Children are very susceptible to energies, since they do not have a carapace between “the other and the me” which is usually only enforced by ego, the seeking of identity and individuality. 

Very young children don’t need asanas upto the age of 7 or 8 years of age. Yet yoga can touch them. If we want yoga and its fruits to touch our children, the work lies first in ourselves, the kind of relationship we have with parenthood, how we perceive children, how we make ourselves available to understand what they are going through. This education can only come through self-knowledge and sustained care and nourishment to all our other relationships that we live in our everyday lives which gives birth to empathy and compassion. Compassion is not about feeling bad for the other. It means to know “why I suffer”.

A bad behaviour is only an expression of a bad feeling. You may very well have the intention of nothing but helping your child, but she or he may not be able to recognise this. If you struggle with your child to help them physically or emotionally (helping them find compassion, love and confidence) and they are reacting in a way that is making the situation very difficult (which happens even with adults) or when you are trying to teach them something and they are not receptive, and if the overall feeling within you is frustration, then there is a high possibility that the child is manifesting a lack of trust (not necessarily towards you, rather they have a difficulty in being trusting, which is letting go and flowing), a lack of communication, and a feeling of not being understood. When we reprimand a “bad behaviour”, it does not address the root of the problem, but can actually increase the problem.

Trying to correct your child when she or he is in a reactive state ( that is being bombarded by thoughts which are nothing but neurological movements) or what I usually call reactions in the form of mental diarrhea, comes at a cost of taking connection and confidence away from them. Nobody likes to feel misunderstood and that is the same for children. 

It is not their behaviour that needs changing, it is the feeling that drives behaviour. This is how yoga works on those who practice it too. We are not trying to become “good people” by following certain rules given by some religious authority. When the inside is attended, understood and cared for, it can be at ease. The inner experience of life changes. This changes behaviour. 

When we shift our attention to address and understand the feeling that causes a behaviour then something quite magical happens. Your mind becomes calmer, your energies become calmer, your heart rate becomes slower. The child, having no barriers directly perceives this rock solid stable consciousness that you embody, in which there is not an ounce of frustration and violence. But this work is from moment to moment, and nobody is saying it is easy. Watching the breath, feeling the hardness in our brain, letting go of the tightness of our facial muscles, the frowning and letting go of our attachment to our preconceived ideas of what “should be”, are all part of the daily work and this is Yoga. So the child herself and her mind become calmer. They perceive you. They perceive the situation differently too. They trust.

Lowered thinking levels (citta vrtti nirodhah as Sage Patañjali calls it) means more perceptivity and receptivity.

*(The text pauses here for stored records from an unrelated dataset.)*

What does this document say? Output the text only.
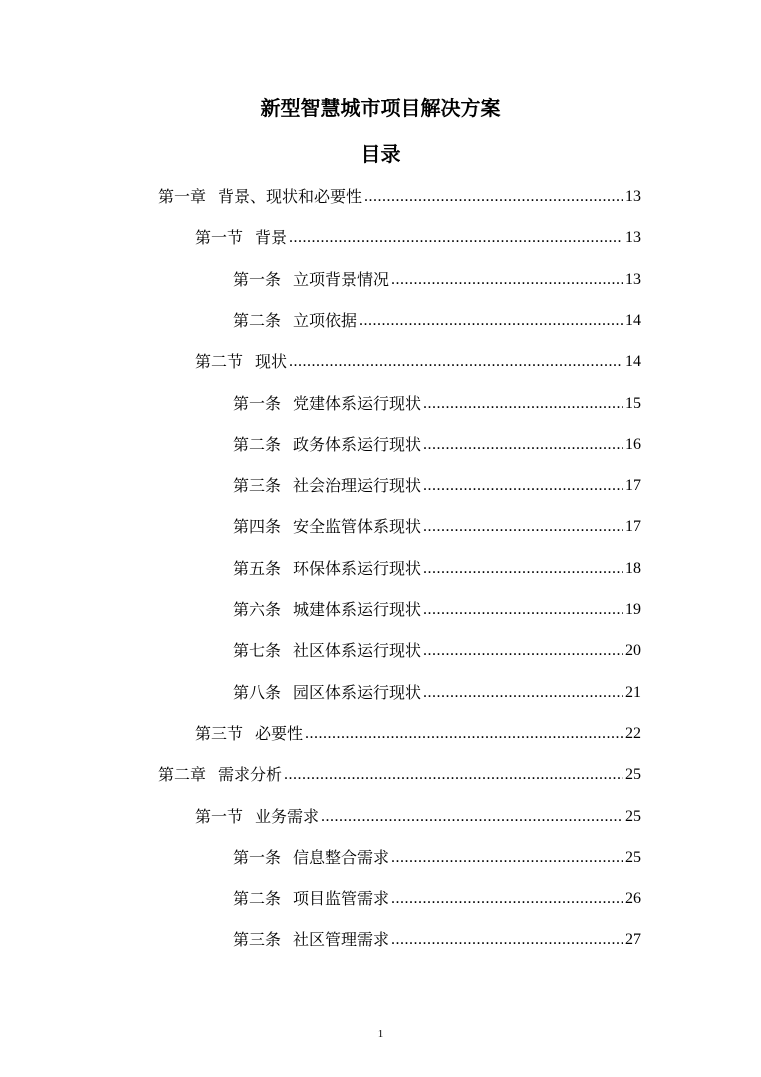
新型智慧城市项目解决方案
目录
第一章 背景、现状和必要性 .....	13
第一节 背景 .....	13
第一条 立项背景情况 .....	13
第二条 立项依据 .....	14
第二节 现状 .....	14
第一条 党建体系运行现状 .....	15
第二条 政务体系运行现状 .....	16
第三条 社会治理运行现状 .....	17
第四条 安全监管体系现状 .....	17
第五条 环保体系运行现状 .....	18
第六条 城建体系运行现状 .....	19
第七条 社区体系运行现状 .....	20
第八条 园区体系运行现状 .....	21
第三节 必要性 .....	22
第二章 需求分析 .....	25
第一节 业务需求 .....	25
第一条 信息整合需求 .....	25
第二条 项目监管需求 .....	26
第三条 社区管理需求 .....	27
1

This makes living together and learning easier, as a calm mind can learn and absorb better than a confused, frustrated, argumentative, afraid or self-defensive mind. Again, this is not only true for children, but also for adults. Most adults have been through several heartbreaks, have seen deaths of loved ones, or have had traumatic experiences from childhood hidden in their consciousness which in yoga we call samskāras. They have neither been taught what to do with these emotions, nor have they been taught how to deal with them. We learn to deal with emotions usually like our parents dealt with emotions, which is transmitted quite early in life. These samskaras if unattended make a strong hold in our consciousness and alter our vision of the world, making it out to be a place to struggle, fight and survive. As much as the struggle for survival is the reality of many people, this is a consequence of and further cause for more violence and abuse. If we constantly live in fear, we block the flow of life within. We become “half-alive” and hence are obsessed and attached to everything that brings some pleasure or helps us escape this “terrible thing called life” through drugs, alcohol and even relationships. 

Yoga has to first help us to tell the child within, that he can let go and trust, be vulnerable and yet be firm and solid at the same time. When we trust, our child will trust. 

The delight is when you have dealt with your child in this way, because you have understood yourself, there is naturally a deeper connection and trust within you, and this will help your child and you to navigate all the myriad ups and downs of life and death. This is how yoga has to spread in this world, in the form of self-awareness altering relationships, and not as a propaganda of schools of thoughts and techniques.